The SNP rs134790147 on chr 13 also was associated with backfat thickness, and it is carrying 3.51% of the dEBV. Within this SNP region, a QTL for fat thickness over the 12th rib was found and described in an Angus population
. Also, a set of four genes are localized in the ±250kb window from the SNP position. The CCDC7 gene (coiled-coil domain containing 7) seems to be associated with human cancer
[86, 87], and there is no information available for bovines. The ARL5B gene product (ADP-ribosylation factor-like 5B), also known as ARL8, belongs to a family of proteins that show similar structure to ADP-ribosylation factors (ARFs family). ARLs and ARFs belong to the RAS superfamily of small GTPases, which function as modulators of complex and diverse cellular processes
[88, 89], of which the most canonical are cell proliferation and differentiation. However, they are also involved in protein trafficking through the trans-Golgi network (TGN). The TGN has a central role in protein sorting and directs the transport of newly synthesized proteins to different transport vesicles
[90–92], and also receives recycled molecules and extracellular materials by retrograde transport. Recently, it was observed that ARL5B enhances retrograde transport from endosomes to the TGN
. The MGC152301 (uncharacterized LOC783682) and the LOC524240 (Alk-like) genes do not have any available information in terms of function of their gene products, but both show the same two conserved domains: cd00112 (LDLa) and cd06263 (MAM)

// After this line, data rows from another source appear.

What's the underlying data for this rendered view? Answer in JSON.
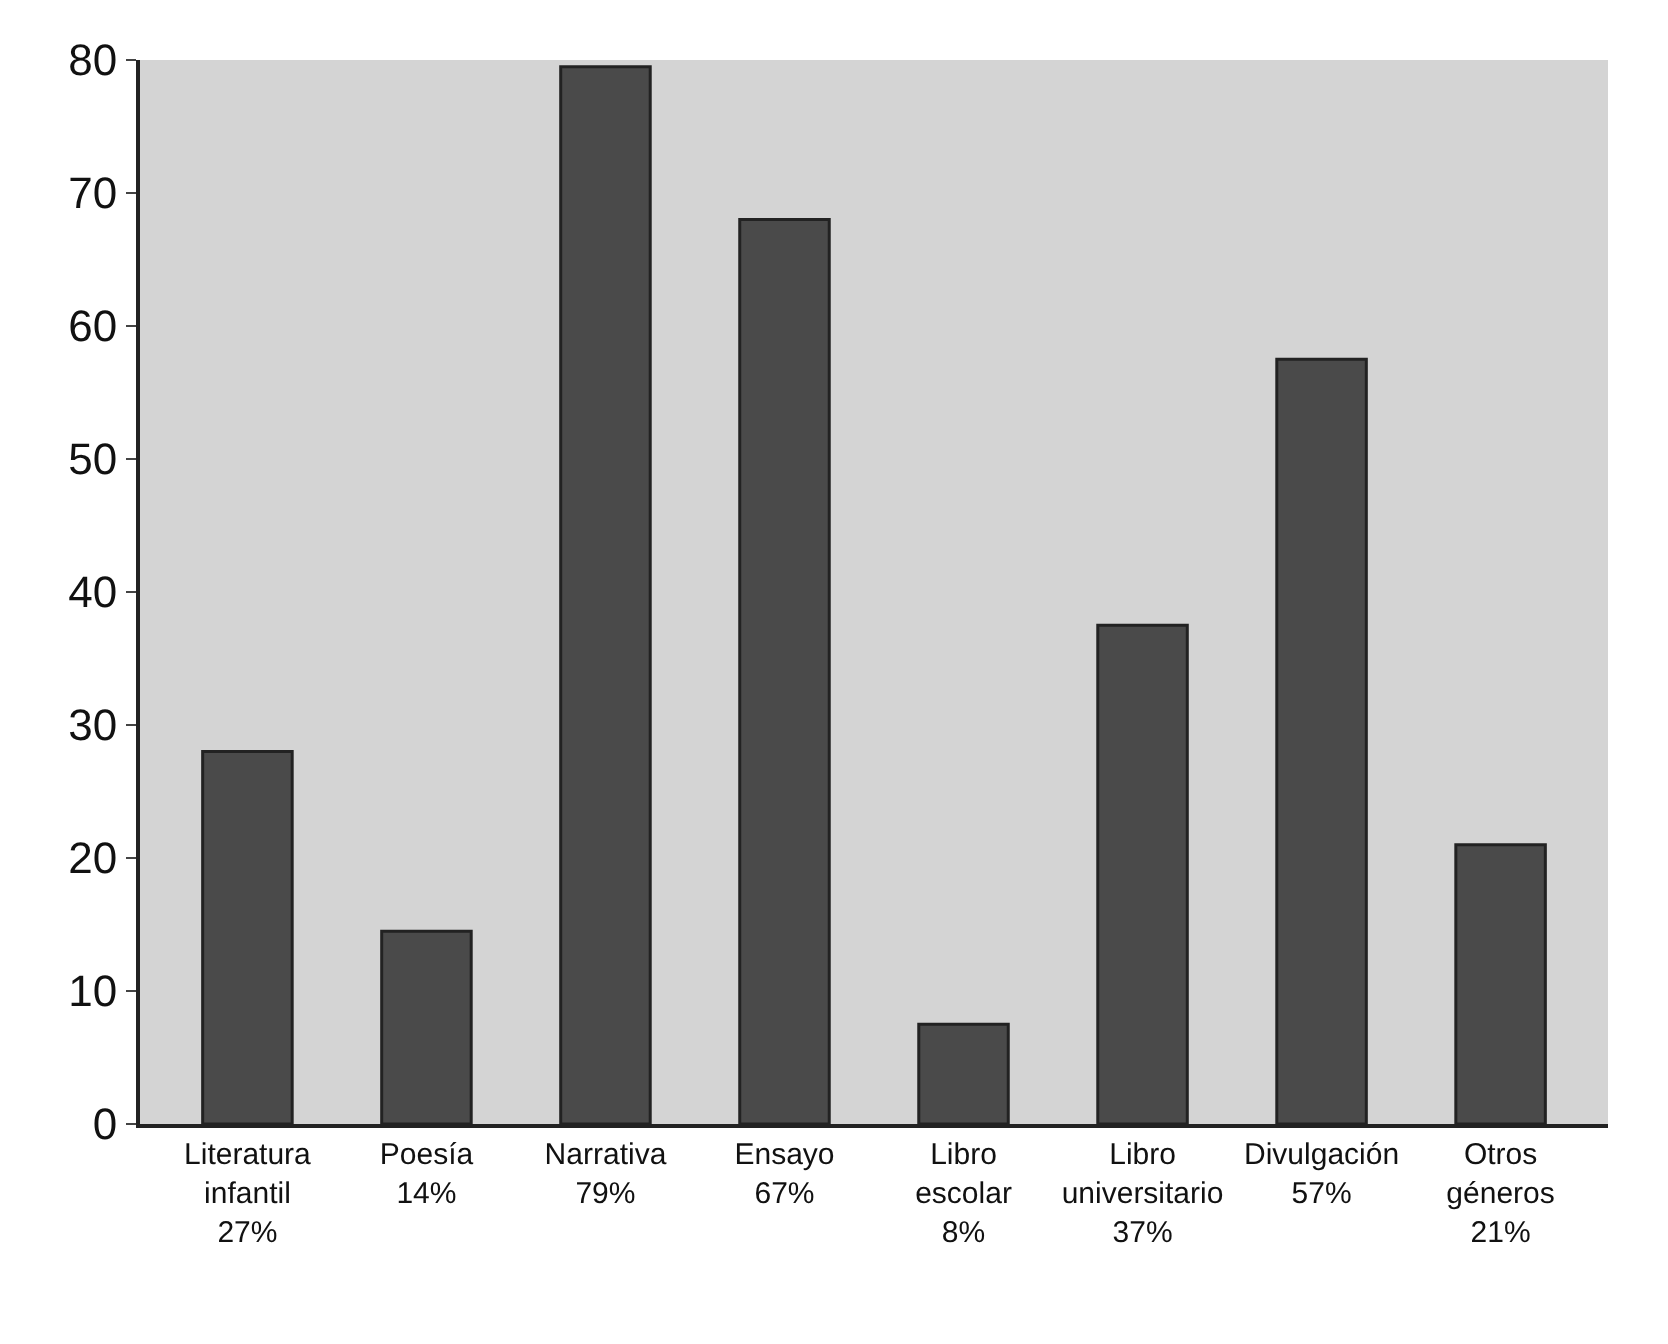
{
  "chart_data": {
    "type": "bar",
    "categories": [
      "Literatura infantil 27%",
      "Poesía 14%",
      "Narrativa 79%",
      "Ensayo 67%",
      "Libro escolar 8%",
      "Libro universitario 37%",
      "Divulgación 57%",
      "Otros géneros 21%"
    ],
    "values": [
      28,
      14.5,
      79.5,
      68,
      7.5,
      37.5,
      57.5,
      21
    ],
    "color": "#4a4a4a",
    "ylim": [
      0,
      80
    ],
    "yticks": [
      0,
      10,
      20,
      30,
      40,
      50,
      60,
      70,
      80
    ],
    "grid": false
  }
}
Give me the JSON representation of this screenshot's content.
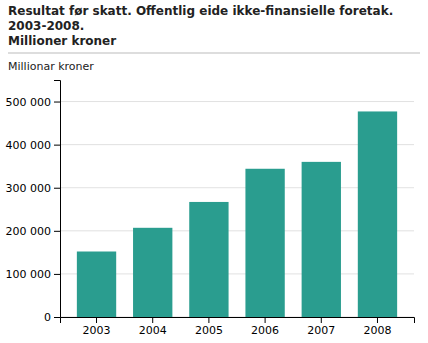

. The LDLa is a low density lipoprotein receptor class A domain, that plays an important role in mammalian cholesterol metabolism, the protein receptor binds LDL and transports it into the cell by endocytosis
. The MAM is an extracellular domain that mediates protein-protein interactions, and is found in a variety of proteins, of which many are known to function in cell adhesion
. The remaining 16 SNPs, which were not described in detail here, accounted for 19.14% of dEBV variation for backfat thickness and, as seen in Table 2, most of them present some fat-related QTL described within their regions
[29, 65, 66, 85, 97–99], and are of further interest for future investigations on how these SNPs can be influencing backfat thickness deposition in Canchim beef cattle.